Last month I was in the middle of one of the most horrific investigations of my life, visiting killing sites of murderous gangs who actually practiced ritual human sacrifice (sorry to share the graphic thing but there is no soft way to say it). It was on the side of a mountain standing before a killing tree and hearing the story told by the old farmer when my body became saturated. I actually felt a pain in my hip and by that night I was in excruciating pain.
I have no doubt I adopted that memory as my own and it was too much. After all these years my body told me, No! And the mercy has been found in the midst of a healing pain.
There was a mercy already being constructed for me in the strange way that God has chosen to construct mercy in my life–in the form of another image and memory. Days before that moment I had taken a young journalist to a remote island in El Salvador to meet a family I have documented for a year–Luna, and her family. There is a lot more to say about that excursion, but one thing that came out of it is an image that grows in importance to me. And this morning when I pasted the image into my journal to reflect on it, I finally saw what it means and I think it is an image for me like the image I once gave to you—“The Bay of No Lasting Sorrows.”
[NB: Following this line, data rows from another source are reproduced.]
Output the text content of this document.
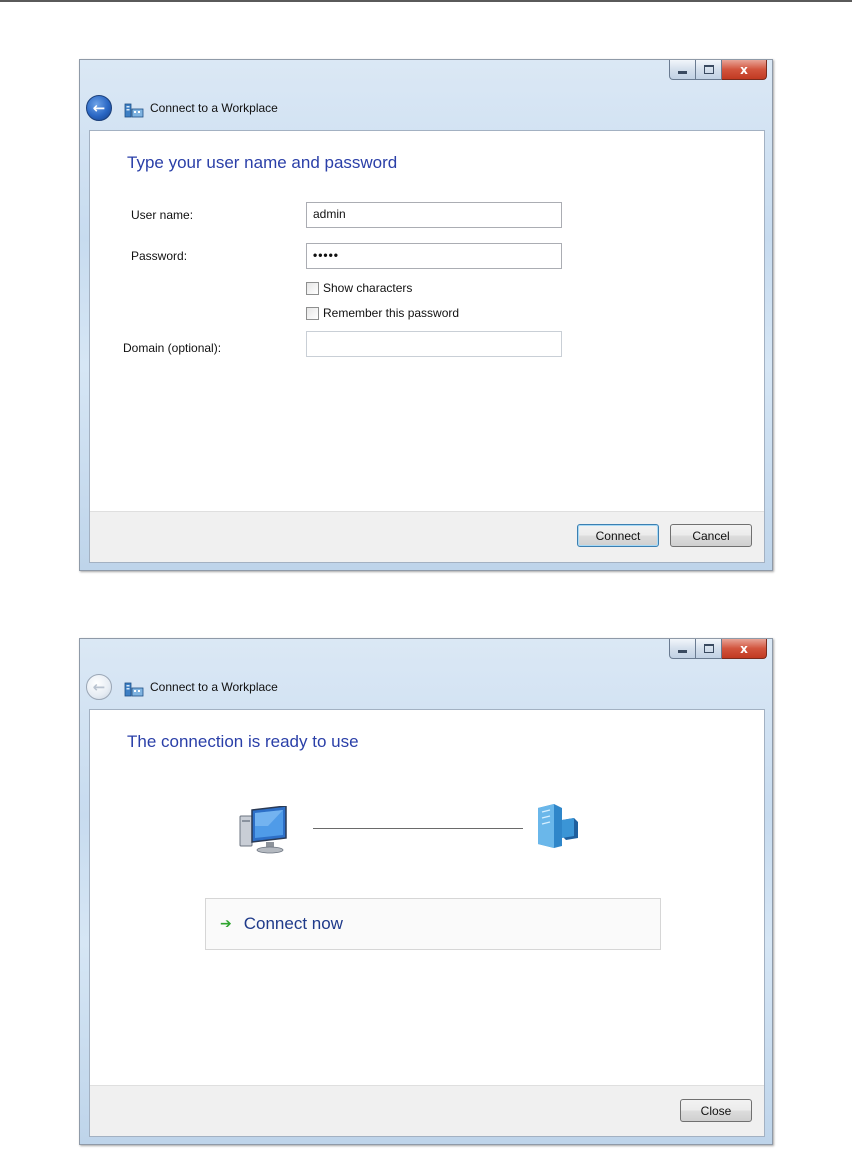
x
←	Connect to a Workplace
Type your user name and password
User name:	admin
Password:	•••••
Show characters
Remember this password
Domain (optional):
Connect	Cancel
x
←	Connect to a Workplace
The connection is ready to use
➔ Connect now
Close
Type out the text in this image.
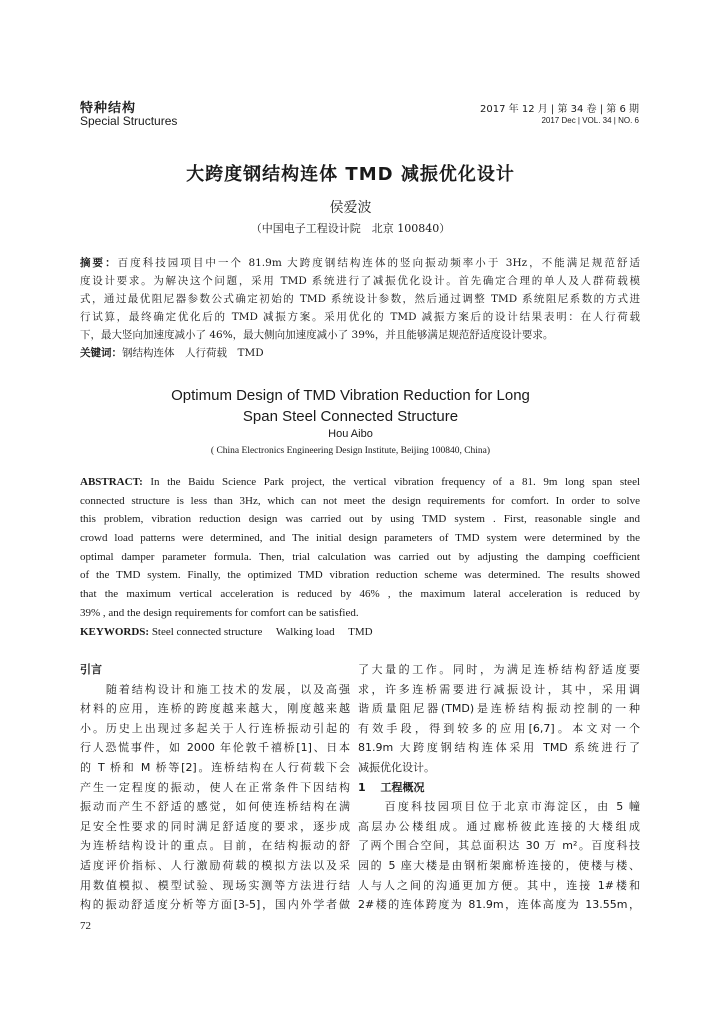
特种结构
Special Structures
2017 年 12 月 | 第 34 卷 | 第 6 期
2017 Dec | VOL. 34 | NO. 6
大跨度钢结构连体 TMD 减振优化设计
侯爱波
（中国电子工程设计院　北京 100840）
摘要：百度科技园项目中一个 81.9m 大跨度钢结构连体的竖向振动频率小于 3Hz，不能满足规范舒适
度设计要求。为解决这个问题，采用 TMD 系统进行了减振优化设计。首先确定合理的单人及人群荷载模
式，通过最优阻尼器参数公式确定初始的 TMD 系统设计参数，然后通过调整 TMD 系统阻尼系数的方式进
行试算，最终确定优化后的 TMD 减振方案。采用优化的 TMD 减振方案后的设计结果表明：在人行荷载
下，最大竖向加速度减小了 46%，最大侧向加速度减小了 39%，并且能够满足规范舒适度设计要求。
关键词：钢结构连体　人行荷载　TMD
Optimum Design of TMD Vibration Reduction for Long
Span Steel Connected Structure
Hou Aibo
( China Electronics Engineering Design Institute, Beijing 100840, China)
ABSTRACT: In the Baidu Science Park project, the vertical vibration frequency of a 81. 9m long span steel
connected structure is less than 3Hz, which can not meet the design requirements for comfort. In order to solve
this problem, vibration reduction design was carried out by using TMD system . First, reasonable single and
crowd load patterns were determined, and The initial design parameters of TMD system were determined by the
optimal damper parameter formula. Then, trial calculation was carried out by adjusting the damping coefficient
of the TMD system. Finally, the optimized TMD vibration reduction scheme was determined. The results showed
that the maximum vertical acceleration is reduced by 46% , the maximum lateral acceleration is reduced by
39% , and the design requirements for comfort can be satisfied.
KEYWORDS: Steel connected structure　 Walking load　 TMD
引言
　　随着结构设计和施工技术的发展，以及高强
材料的应用，连桥的跨度越来越大，刚度越来越
小。历史上出现过多起关于人行连桥振动引起的
行人恐慌事件，如 2000 年伦敦千禧桥[1]、日本
的 T 桥和 M 桥等[2]。连桥结构在人行荷载下会
产生一定程度的振动，使人在正常条件下因结构
振动而产生不舒适的感觉，如何使连桥结构在满
足安全性要求的同时满足舒适度的要求，逐步成
为连桥结构设计的重点。目前，在结构振动的舒
适度评价指标、人行激励荷载的模拟方法以及采
用数值模拟、模型试验、现场实测等方法进行结
构的振动舒适度分析等方面[3-5]，国内外学者做
了大量的工作。同时，为满足连桥结构舒适度要
求，许多连桥需要进行减振设计，其中，采用调
谐质量阻尼器(TMD)是连桥结构振动控制的一种
有效手段，得到较多的应用[6,7]。本文对一个
81.9m 大跨度钢结构连体采用 TMD 系统进行了
减振优化设计。
1　 工程概况
　　百度科技园项目位于北京市海淀区，由 5 幢
高层办公楼组成。通过廊桥彼此连接的大楼组成
了两个围合空间，其总面积达 30 万 m²。百度科技
园的 5 座大楼是由钢桁架廊桥连接的，使楼与楼、
人与人之间的沟通更加方便。其中，连接 1#楼和
2#楼的连体跨度为 81.9m，连体高度为 13.55m，
72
Here is what I wrote in my journal: “I love this photo. It embodies all my present emotion–it is a journey but anticipating an imminent arrival. The vessel is the whole of the photo’s geography–the world of her, the boat. But in the right side of the frame there is a tiny, delicate revelation— land! Is her vessel passing by? Is she viewing what she will miss? She has one hand firm on the anchor. Is she holding on to everything she had trusted when there was only sea? Or is she preparing to cast her anchor and land on that revealing shore? One hand grips the edge of her world. Clearly she is looking to shore. Her body is relaxed, comfortable in its architecture. But it is the posture of an agile animal ready to leap–for in fact, in a minute, she did leap. She leapt into the shallow sea and sprinted ashore! She holds an anchor. She, too, is an anchor. Grounded in deep waters, buried in sea mud–her spirit, the chain tying her vessel securely for her continued journey–for every earthly arrival is simply a preparation for a future departure.”

Thank you for being my friend. Ten years ago I began a new journey. But maybe now I am beginning the true spiritual journey—meaning, the journey that matters most—meaning, the journey of letting go of all the little creatures I have allowed to make a home in my memory. Perhaps I am clearing the decks and preparing for a journey I have not even dared yet to imagine. I give you, here, another image: “The Anchor.”